We use your data solely to:

✓Power the CareCompanion AI assistant and its responses
✓Display your health information across the app
✓Send medication reminders and appointment alerts you have enabled
✓Generate health summaries and visit prep sheets
✓Improve app performance and fix bugs

✗ We never use your health data for advertising.

✗ We never sell your data to any third party, ever.

✗ We never share your data without your explicit consent except as required by law.

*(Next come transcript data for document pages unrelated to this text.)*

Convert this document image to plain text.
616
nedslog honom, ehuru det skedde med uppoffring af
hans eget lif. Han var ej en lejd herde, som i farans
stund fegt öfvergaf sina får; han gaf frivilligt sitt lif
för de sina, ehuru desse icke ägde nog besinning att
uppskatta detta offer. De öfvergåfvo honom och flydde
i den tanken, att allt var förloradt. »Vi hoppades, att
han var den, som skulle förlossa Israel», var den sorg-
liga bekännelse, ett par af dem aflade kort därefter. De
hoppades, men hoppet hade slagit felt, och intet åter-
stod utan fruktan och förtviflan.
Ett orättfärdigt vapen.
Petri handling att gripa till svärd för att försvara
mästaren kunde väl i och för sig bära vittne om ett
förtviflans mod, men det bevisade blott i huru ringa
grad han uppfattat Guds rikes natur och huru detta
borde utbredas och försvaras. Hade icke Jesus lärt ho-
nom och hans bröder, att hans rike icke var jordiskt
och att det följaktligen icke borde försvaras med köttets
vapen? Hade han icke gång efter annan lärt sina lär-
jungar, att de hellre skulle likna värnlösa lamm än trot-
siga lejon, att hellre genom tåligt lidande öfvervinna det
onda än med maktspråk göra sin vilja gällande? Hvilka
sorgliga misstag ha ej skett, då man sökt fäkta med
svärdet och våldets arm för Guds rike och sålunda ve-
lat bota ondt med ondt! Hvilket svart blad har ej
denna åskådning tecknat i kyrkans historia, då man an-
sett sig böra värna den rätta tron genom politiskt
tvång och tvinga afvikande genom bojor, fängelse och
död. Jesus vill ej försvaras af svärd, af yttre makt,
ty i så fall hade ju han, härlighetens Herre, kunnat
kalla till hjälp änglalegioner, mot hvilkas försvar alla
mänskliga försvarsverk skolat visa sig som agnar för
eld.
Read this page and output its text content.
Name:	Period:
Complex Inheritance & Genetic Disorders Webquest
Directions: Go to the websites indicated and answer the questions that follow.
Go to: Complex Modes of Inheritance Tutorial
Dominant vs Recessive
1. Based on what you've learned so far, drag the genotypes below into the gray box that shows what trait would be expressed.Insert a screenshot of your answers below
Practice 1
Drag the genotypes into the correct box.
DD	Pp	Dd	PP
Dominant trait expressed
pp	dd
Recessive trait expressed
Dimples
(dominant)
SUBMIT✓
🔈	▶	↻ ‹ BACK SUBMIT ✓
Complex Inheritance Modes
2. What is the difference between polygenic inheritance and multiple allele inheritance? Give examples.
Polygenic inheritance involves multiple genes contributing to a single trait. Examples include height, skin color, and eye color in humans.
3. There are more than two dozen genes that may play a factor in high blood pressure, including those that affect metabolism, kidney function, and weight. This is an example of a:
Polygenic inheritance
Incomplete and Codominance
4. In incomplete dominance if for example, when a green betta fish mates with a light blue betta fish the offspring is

04HOW WE STORE AND PROTECT YOUR DATA

All data stored in AWS Aurora (PostgreSQL), a SOC 2 Type II certified cloud database

Row-level security ensures no user can access another user's data

All data encrypted in transit (HTTPS/TLS) and at rest

API keys and credentials are never stored in code

Care team access is permission-controlled — you decide who sees what

05CARE TEAM SHARING

When you invite family members to your care team:

•You control their permission level (viewer, editor, or owner)
•They only see data for the patient profile you invited them to
•You can remove them at any time
•All care team activity is logged in the activity feed

06DATA RETENTION

We keep your data for as long as your account is active. If you delete your account, all associated data is permanently deleted within 30 days including patient profiles, medications, appointments, messages, memories, and uploaded documents. You can also export all your data before deletion from the Settings page.

07YOUR RIGHTS

You have the right to:

✓Access all your data (export from Settings)

✓Correct any inaccurate data

✓Delete your account and all associated data

✓Disconnect any health system integration at any time

✓Withdraw consent for data processing at any time

08CHILDREN'S PRIVACY

CareCompanion is not directed at children under 13. We do not knowingly collect data from children under 13.

09CHANGES TO THIS POLICY

We will notify users by email and in-app notification of any material changes to this policy at least 14 days before they take effect.

10CONTACT US

For any privacy questions, data requests, or concerns:
Email: privacy@carecompanionai.org
Website: carecompanionai.org

11SECURITY PRACTICES

CareCompanion AI encrypts all data in transit using TLS 1.2+ and at rest using AES-256 encryption through our database provider (AWS Aurora, SOC 2 Type II certified). Every database table is protected by row-level security (RLS) policies that cryptographically enforce user-scoped access, meaning no user can ever query another user's data, even through direct API calls. All API keys, OAuth tokens, and secrets are stored in environment variables and never committed to source code. We conduct regular dependency audits and follow OWASP security guidelines. Health portal connections use the SMART on FHIR OAuth 2.0 protocol with PKCE where supported, and we never see or store hospital login passwords.

CareCompanion AI follows HIPAA-aligned security practices. We are not currently a HIPAA-covered entity.